Each 2 µl PCR contained approximately 10 ng of air-dried genomic DNA, 0.2 µM of each primer and 1 µl QIAGEN Multiplex PCR mix (QIAGEN Inc. Cat. No. 20614) following [16]. As we required loci that could be reliably multiplexed together for efficient use we designed primers with very similar melting temperatures (± 2 °C) enabling these to be amplified at the same annealing temperature (57 °C). The following PCR profile was used: 95 °C for 15 min, followed by 44 cycles of 94 °C for 30 s, 57 °C for 90 s, 72 °C for 90 s and finally 60 °C for 30 min. PCR amplification was performed using a DNA Engine Tetrad ®Thermal Cycler (MJ Research, Bio-Rad, Hemel Hempstead, Herts, UK). PCR products were genotyped on an ABI 3730 48-well capillary DNA Analyser using the LIZ size standard (Applied Biosystems Inc. Cat. No. 4322682). Alleles were scored using GENEMAPPERv3.7 software (Applied Biosystems Inc.). Of the 53 markers, 24 could be scored reliably across the test sample (23–40 females all from the same field site at Denton) (Table 1). The remaining 29 were found to be either monomorphic or unreliable following our PCR methodology (Table 2). It is possible that with more specific optimization, some of these could be used in future studies. We successfully incorporated 14 of the optimized markers into two multiplex panels (using the above PCR reagents and concentrations) with no dropout or artifacts produced (Table 1).

Table 1 Characterisation of 24 new L. malachurum microsatellites
Table 2 Identification of a further 29 markers that were rejected and not considered for multiplex panels

The numbers of alleles and heterozygosities were calculated for each of the 24 loci using CERVUS v3.0.6 and with the sample sizes shown in Table 1 [17]. Tests for deviation from Hardy–Weinberg equilibrium (HWE) and linkage disequilibrium (LD) were conducted using GENEPOP web version 4.2 [18]. To correct p-values in multiple tests, the Q Value was applied to LD p-values. The q value is a measure of the significance in terms of false discovery rate, rather than conventional Bonferroni correction which attempts to measure significance in terms of false positives only [19]. Observed levels of heterozygosity ranged from 0.45 to 0.95 with 3–17 alleles per locus (Table 1). Only Lma31 deviated from HWE (p = 0.049). No groups of loci displayed LD, providing no evidence of physical linkage based on the individuals genotyped.

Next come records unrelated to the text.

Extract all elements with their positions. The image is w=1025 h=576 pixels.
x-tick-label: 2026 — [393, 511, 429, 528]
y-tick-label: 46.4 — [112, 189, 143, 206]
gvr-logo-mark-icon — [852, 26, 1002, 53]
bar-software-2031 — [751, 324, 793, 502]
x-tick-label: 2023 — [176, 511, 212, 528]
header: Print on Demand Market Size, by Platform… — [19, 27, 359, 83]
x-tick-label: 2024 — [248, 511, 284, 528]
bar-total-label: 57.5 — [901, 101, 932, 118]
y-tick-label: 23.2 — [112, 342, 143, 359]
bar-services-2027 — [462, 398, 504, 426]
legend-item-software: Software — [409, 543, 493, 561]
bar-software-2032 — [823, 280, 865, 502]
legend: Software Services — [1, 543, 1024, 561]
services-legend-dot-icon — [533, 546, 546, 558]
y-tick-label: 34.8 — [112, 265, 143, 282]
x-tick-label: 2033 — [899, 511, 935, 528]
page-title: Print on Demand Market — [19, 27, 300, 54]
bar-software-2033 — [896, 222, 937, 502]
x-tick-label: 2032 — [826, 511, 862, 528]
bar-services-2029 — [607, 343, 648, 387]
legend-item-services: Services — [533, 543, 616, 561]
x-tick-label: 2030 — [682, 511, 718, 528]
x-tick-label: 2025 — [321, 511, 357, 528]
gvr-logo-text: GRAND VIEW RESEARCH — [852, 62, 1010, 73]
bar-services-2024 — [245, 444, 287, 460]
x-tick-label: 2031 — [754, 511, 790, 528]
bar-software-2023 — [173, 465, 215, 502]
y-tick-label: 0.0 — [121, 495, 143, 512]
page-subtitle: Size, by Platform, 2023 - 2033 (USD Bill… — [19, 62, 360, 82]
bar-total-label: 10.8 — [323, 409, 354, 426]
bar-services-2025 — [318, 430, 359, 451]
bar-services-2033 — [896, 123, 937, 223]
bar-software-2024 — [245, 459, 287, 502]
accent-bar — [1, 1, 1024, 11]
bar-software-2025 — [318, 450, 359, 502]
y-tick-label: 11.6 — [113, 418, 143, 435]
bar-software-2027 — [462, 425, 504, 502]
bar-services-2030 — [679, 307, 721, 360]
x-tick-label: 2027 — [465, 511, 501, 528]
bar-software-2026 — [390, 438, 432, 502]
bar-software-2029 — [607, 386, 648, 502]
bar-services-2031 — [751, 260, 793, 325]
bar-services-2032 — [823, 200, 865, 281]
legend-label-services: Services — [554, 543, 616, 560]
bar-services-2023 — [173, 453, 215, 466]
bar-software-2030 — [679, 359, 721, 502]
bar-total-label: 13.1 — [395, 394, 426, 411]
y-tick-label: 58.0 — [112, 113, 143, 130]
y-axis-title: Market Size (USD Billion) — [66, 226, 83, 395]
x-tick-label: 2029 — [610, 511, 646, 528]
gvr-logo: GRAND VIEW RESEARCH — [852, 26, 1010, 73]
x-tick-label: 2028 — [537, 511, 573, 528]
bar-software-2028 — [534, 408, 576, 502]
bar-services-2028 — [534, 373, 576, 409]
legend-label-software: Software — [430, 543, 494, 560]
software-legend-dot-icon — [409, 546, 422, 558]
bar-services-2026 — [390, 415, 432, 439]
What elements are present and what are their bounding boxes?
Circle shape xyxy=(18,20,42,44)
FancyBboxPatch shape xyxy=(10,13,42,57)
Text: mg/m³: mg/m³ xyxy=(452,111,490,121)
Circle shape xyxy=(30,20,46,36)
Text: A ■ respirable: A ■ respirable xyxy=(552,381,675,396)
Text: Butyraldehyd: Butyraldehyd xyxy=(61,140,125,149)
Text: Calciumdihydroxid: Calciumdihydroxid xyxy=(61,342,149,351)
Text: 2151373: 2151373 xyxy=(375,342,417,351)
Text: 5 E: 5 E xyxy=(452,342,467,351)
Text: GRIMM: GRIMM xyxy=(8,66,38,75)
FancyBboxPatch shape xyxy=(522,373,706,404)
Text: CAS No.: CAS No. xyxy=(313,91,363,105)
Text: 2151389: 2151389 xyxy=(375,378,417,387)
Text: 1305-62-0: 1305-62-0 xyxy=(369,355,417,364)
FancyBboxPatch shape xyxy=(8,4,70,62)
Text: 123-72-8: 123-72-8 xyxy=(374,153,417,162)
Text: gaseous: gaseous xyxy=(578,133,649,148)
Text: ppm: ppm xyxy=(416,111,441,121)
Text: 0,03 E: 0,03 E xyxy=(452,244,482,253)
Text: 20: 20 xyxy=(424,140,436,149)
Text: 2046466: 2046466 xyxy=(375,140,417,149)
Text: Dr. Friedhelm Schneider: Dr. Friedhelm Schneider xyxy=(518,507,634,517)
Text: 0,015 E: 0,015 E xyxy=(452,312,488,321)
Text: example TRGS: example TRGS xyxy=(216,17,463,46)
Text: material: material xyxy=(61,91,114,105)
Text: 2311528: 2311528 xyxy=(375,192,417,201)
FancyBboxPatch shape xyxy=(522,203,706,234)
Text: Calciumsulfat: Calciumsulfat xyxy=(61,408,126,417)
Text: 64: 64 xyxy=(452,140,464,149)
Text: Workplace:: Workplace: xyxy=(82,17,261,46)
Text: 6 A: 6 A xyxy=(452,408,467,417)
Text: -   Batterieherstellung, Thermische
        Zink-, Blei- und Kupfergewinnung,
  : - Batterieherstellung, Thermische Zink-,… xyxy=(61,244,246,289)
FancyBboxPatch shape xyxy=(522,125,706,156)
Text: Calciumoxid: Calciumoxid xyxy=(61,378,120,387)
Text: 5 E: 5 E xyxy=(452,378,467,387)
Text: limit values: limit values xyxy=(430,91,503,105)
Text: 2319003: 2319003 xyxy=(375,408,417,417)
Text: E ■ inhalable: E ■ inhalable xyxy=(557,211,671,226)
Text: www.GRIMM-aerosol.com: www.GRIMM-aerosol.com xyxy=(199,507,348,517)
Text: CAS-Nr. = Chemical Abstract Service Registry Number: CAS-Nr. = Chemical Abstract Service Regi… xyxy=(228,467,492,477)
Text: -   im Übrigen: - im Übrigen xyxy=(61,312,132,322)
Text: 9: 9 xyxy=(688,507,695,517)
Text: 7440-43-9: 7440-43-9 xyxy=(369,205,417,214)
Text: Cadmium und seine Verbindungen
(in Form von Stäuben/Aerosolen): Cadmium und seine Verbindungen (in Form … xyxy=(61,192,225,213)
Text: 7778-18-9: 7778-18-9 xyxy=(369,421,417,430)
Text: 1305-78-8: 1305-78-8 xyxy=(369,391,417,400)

These loci are likely to be useful for investigating the ecology and behaviour of L. malachurum and also potentially that of other sweat bees. Indeed, we have successfully amplified 22 of the 24 loci in L. calceatum (Scopoli) individuals sampled in the UK; only Lma20 and Lma21 failed to amplify and 17 of the 22 loci that did amplify were polymorphic (Table 1; Davison & Field, in prep.).

Limitations

Due to the relatively short read length of the MiSeq Benchtop Sequencing system we were unable to design primer sets to amplify greater than 300 bases. This may however be somewhat fortuitous; the incorporation of larger markers into multiplex panels often proves problematic, since they are generally harder to amplify than markers with smaller products and are more susceptible to dropout [20].